I was referring to a lot of discussions here today that take the form of "All those people who thought moving to the cloud was going to magically fix their problems and solve all reliability/availability issues once and for all sure do have egg on their face today."

My point was that I don't myself know a single person or company who is deploying with Amazon or other cloud services who thinks that way. It is this fictional person who is the straw man I was referring to.


There are more general issues at AWS this morning, but the continuing issues all center around EBS.

I think this is just reinforcing to me to never use a networked filesystem. It is the wrong abstraction for storing data across multiple physical units. Too often you end up hanging the whole box waiting for an IO operation to finish.

NFS fell out of favor for most Linux things a long time ago for these reasons.

IBM's GPFS... I've seen it fail spectacularly. But their marketing materials said it is awesome!

And now Amazon's EBS, essentially a networked block store, is failing.

Don't trust a vendor about networked storage. Its a lie, just like the cake.


That's an odd thing to say.

Internal networks can easily be more reliable than applications given that higher end equipment has a lot more money poured into it at a development level, and anything above the bottom end of the market typically has multiple layers of redundancy options available. Wether it's VRRP, stacking, bonding, IPMP, iSCSI channels etc.

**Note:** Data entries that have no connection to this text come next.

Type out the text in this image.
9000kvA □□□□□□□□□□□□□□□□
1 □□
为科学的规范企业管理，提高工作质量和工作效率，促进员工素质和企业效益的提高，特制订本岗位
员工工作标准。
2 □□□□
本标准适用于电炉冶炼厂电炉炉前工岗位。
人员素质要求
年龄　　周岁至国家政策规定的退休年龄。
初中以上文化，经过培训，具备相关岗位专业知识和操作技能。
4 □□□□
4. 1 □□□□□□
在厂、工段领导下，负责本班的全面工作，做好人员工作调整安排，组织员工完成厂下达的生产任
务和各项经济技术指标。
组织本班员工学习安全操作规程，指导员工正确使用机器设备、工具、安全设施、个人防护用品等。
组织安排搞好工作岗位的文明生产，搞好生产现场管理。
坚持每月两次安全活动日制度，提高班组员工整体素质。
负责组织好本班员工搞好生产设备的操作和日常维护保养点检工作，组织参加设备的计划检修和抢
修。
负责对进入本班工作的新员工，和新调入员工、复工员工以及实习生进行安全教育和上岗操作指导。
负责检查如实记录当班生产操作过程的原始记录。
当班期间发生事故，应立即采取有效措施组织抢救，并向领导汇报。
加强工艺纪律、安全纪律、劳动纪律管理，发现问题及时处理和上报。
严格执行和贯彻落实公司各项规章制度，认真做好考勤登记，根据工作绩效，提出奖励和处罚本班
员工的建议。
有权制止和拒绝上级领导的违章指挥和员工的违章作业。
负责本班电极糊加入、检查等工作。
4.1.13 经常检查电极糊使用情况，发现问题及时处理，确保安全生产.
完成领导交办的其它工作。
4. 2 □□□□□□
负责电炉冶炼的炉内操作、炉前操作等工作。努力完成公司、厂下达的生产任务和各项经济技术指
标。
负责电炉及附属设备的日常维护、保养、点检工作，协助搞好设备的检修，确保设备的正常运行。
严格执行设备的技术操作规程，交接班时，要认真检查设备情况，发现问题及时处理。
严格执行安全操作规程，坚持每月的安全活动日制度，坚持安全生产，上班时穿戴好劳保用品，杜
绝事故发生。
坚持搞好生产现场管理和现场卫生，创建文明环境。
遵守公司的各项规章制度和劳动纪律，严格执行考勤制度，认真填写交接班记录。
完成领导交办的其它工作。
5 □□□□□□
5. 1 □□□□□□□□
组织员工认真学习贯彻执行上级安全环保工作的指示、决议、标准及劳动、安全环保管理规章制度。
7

EBS is unreliable, granted, but blaming the network seems faulty.

For one, it's nothing like NFS. For two, NFS can be adapted to highly-available systems fairly easily. These days it's a pretty simple system. Even with just a single Array, put two FreeBSD "heads" on it, MPIO connectivity, and CARP between the boxes. Monitor the CARP interface to import/export the file-systems and there you go. If you can tolerate a minute or two of downtime when a host fails you have reliable, automatic redundancy.

EBS, FCoE, iSCSI, et all are entirely different beasts. But again, you can make the hosts redundant pretty easily. With iSCSI you can give the clients multiple paths to the devices increasing reliability and available bandwidth without LACP. Consolidate storage needs to save money. It's win/win/win.

Networked storage, wether it's block devices or shared file-systems, whatever the technology, aren't going away anytime soon. Matter of fact, they're becoming more critical to operations day by day. And these days, they're one of the easiest things to setup, and ensure availability on.

That EBS is the weak-link at Amazon is a bit counter-intuitive based on my own experience. I wonder what the root problems actually are...


Let me summarize the argument against using network filesystems. Elsewhere on the HN homepage as I write this [1] there is a link to the Wikipedia article on the Fallacies of Distributed Computing [2], which are:

    1. The network is reliable.
    2. Latency is zero.
    3. Bandwidth is infinite.
    4. The network is secure.
    5. Topology doesn't change.
    6. There is one administrator.
    7. Transport cost is zero.
    8. The network is homogeneous.
Technically, every one of them is a myth of local disk storage as well, inasmuch as nothing is every 100% reliable in the mathematical sense. In reality, unlike network programming where the moment you step out into the big world you are slammed in the face by the mythical nature of these claims, they are true enough for when you are working with local disk that you can write significant programs as if they are true, excepting perhaps latency (busy disk may mean you get scheduled much later). The basic argument is the practical differences are so significant that where the file interface is most effective when it just pretends most of the myths are true because adding the complexity of being able to deal with violations isn't worth it (and most programmers using local disk would get it wrong even if you offered it; how many programs gracefully handle running out of disk space, let alone more bizarre failure cases?), the network must give you the tools to handle those issues, and correspondingly must have a more complicated API.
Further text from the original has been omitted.